Rep. Delia Ramirez, afirst-term Democrat from Illinois, is set to give a progressive response to the State of the Union address next week.
Her speech on Tuesday, given on behalf of the liberal Working Families Party, is expected to address President Joe Biden’s speech and rebut the Republican responses given by Arkansas Gov. Sarah Huckabee Sanders and Rep. Juan Ciscomani of Arizona.
“Social Security, Medicare, abortion rights and comprehensive immigration reform are not political talking points. They’re essential to our nation’s well being,” she said in a statement. “We must also show working people how Democrats will deliver for them if they put us back in the majority. That’s our path to a working families majority in Congress.”
Ramirez said Sanders’ selection marked a doubling down of Republican “extremism,” pointing to her record as White House press secretary defending President Donald Trump and as a conservative governor.
“That gives Democrats an opportunity — if we can seize it,” Ramirez added.
The progressive minor party has offered responses to the presidential speech in recent years, with appearances by high-profile liberals generating more interest in the alternate address. Reps. Rashida Tlaib (D-Mich.) and Jamaal Bowman (D-N.Y.), both members of the progressive “squad,” gave the response to Biden’s speeches in 2022 and 2021, respectively.
Ramirez, who represents a heavily Latino district in the Chicago area, also plans to address concerns that Democrats need to do more to win over working-class Latino voters.

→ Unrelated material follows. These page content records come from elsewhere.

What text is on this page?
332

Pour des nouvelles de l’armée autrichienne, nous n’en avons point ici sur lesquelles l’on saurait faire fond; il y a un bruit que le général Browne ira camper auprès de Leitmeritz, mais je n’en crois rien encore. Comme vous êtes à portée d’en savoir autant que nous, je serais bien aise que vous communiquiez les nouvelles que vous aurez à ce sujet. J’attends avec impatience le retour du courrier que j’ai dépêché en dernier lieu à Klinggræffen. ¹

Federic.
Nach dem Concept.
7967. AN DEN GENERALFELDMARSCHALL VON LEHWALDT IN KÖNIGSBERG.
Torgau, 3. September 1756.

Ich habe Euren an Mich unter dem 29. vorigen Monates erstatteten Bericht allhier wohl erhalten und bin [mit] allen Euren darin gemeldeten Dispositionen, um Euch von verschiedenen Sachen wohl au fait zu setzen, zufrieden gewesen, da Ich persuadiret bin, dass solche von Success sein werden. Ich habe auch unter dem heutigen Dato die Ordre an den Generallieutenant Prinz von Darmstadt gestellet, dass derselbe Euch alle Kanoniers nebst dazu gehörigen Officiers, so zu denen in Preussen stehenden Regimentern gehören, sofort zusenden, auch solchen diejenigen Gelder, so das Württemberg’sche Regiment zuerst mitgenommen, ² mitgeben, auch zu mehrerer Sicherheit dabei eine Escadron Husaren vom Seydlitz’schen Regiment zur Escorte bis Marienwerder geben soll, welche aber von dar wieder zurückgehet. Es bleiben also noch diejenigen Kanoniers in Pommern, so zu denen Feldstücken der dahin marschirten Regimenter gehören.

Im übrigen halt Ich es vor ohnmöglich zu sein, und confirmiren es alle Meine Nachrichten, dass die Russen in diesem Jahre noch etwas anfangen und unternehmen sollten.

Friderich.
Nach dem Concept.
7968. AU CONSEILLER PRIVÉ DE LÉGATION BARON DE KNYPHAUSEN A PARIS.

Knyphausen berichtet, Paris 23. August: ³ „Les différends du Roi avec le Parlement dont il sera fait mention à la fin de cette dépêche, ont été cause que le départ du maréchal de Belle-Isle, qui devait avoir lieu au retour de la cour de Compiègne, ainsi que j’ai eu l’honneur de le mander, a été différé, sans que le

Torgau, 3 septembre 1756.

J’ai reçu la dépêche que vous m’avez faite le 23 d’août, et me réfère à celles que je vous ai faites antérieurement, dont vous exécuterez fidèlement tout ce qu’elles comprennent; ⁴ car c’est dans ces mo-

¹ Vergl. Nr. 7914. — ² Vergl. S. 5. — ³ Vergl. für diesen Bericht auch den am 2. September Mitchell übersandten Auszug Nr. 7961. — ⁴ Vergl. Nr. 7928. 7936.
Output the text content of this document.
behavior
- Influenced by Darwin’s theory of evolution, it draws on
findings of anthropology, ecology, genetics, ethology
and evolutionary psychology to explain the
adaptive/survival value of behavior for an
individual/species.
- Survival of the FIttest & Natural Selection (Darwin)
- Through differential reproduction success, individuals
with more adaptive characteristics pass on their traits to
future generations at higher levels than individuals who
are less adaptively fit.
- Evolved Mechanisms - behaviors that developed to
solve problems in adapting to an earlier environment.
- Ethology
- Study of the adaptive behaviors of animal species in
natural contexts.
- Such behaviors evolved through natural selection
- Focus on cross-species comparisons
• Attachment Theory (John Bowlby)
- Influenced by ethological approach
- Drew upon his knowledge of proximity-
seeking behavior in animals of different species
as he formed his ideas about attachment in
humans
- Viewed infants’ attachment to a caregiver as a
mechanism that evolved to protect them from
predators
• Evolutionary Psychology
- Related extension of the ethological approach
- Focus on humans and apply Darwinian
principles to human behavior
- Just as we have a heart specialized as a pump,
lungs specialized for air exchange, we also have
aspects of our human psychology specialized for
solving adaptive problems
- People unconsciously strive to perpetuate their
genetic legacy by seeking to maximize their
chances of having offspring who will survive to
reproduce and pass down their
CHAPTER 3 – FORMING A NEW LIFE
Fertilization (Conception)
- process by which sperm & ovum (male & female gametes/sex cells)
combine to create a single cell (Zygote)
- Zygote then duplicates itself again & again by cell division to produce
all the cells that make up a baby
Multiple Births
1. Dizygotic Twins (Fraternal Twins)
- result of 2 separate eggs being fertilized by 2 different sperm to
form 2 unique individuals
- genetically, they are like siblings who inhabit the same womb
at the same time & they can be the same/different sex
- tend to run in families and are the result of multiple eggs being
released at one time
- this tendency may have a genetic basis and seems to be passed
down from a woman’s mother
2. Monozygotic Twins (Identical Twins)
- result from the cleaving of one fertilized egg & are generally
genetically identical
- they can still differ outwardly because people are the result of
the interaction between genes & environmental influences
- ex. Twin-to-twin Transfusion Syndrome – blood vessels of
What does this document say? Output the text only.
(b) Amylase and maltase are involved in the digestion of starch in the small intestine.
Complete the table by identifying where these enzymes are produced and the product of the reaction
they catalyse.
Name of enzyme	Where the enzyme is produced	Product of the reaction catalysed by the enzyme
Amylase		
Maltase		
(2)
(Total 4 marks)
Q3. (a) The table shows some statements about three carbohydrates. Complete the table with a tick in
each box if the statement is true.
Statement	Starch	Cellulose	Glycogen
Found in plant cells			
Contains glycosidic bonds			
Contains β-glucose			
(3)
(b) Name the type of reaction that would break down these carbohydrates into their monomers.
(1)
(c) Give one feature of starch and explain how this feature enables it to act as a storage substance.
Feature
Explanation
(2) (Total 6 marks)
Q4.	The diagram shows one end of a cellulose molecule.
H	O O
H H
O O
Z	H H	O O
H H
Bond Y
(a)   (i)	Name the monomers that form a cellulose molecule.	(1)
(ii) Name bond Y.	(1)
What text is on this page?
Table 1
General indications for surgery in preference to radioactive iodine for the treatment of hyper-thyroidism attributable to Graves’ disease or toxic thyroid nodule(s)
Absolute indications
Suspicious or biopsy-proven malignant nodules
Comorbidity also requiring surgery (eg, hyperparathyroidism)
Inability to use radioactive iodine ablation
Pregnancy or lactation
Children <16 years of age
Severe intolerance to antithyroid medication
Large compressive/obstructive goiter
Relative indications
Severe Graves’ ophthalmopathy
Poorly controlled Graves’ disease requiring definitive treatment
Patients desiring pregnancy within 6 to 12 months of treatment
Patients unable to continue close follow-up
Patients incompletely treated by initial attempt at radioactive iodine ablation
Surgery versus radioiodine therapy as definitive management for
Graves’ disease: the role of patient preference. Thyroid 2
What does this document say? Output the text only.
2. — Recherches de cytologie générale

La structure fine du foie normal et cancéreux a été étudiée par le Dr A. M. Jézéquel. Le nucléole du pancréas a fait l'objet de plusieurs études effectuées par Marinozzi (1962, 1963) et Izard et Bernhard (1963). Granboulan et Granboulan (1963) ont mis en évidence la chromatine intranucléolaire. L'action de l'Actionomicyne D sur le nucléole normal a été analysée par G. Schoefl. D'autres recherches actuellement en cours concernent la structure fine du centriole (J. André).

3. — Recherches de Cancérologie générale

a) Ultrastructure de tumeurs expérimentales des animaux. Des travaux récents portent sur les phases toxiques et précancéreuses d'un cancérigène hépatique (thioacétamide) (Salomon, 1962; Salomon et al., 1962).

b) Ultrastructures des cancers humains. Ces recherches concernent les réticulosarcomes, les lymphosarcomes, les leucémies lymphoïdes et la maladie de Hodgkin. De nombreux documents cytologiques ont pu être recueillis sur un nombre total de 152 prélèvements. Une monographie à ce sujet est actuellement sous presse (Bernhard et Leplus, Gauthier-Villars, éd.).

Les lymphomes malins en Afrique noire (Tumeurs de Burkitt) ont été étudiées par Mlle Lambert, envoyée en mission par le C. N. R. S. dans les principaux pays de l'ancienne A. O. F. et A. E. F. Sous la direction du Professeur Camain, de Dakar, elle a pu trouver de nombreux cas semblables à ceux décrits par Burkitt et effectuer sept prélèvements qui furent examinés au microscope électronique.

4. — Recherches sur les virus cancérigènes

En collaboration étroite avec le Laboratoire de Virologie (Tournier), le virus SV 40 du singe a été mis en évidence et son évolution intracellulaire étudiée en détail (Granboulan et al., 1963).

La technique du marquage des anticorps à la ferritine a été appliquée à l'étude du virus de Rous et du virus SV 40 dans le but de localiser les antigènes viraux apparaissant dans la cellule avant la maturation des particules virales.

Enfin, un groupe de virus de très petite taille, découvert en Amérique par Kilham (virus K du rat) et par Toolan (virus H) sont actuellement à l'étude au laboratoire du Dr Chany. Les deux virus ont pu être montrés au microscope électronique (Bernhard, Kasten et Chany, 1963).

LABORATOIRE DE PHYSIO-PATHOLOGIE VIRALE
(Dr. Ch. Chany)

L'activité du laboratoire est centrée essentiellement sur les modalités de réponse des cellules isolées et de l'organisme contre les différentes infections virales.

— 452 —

“Delia will be laying out a vision for how Democrats can win working-class voters of all races and nationalities, by fighting for a government that has working people’s backs,” said Rep. Greg Casar (D-Texas), aWorking Families Party colleague.
She’s also going to urge the Biden administration to take executive action on liberal priorities like drug pricing and raising a threshold to make more workers eligible for overtime pay. Republican control of the House and the tiny Democratic majority in the Senate is likely to stymie most attempts to pass progressive-oriented policy this Congress.
Last year, Tlaib’s response, which had drawn a contrast with Biden’s remarks, had drawn criticism from other Democrats who saw her message as undercutting the president. This year’s speech could strike a conciliatory tone.
“We want to make a contribution — productive, in coalition, with the president to ensure that Democrats focus on the issues of working people,” Maurice Mitchell, national director of the Working Families Party, said in an interview ahead of the speech.
In addition to the response from the opposing party, last year’s State of the Union also drew a Congressional Black Caucus response and one with a “bipartisan perspective” for the centrist group No Labels. Neither group has announced a speech yet this year.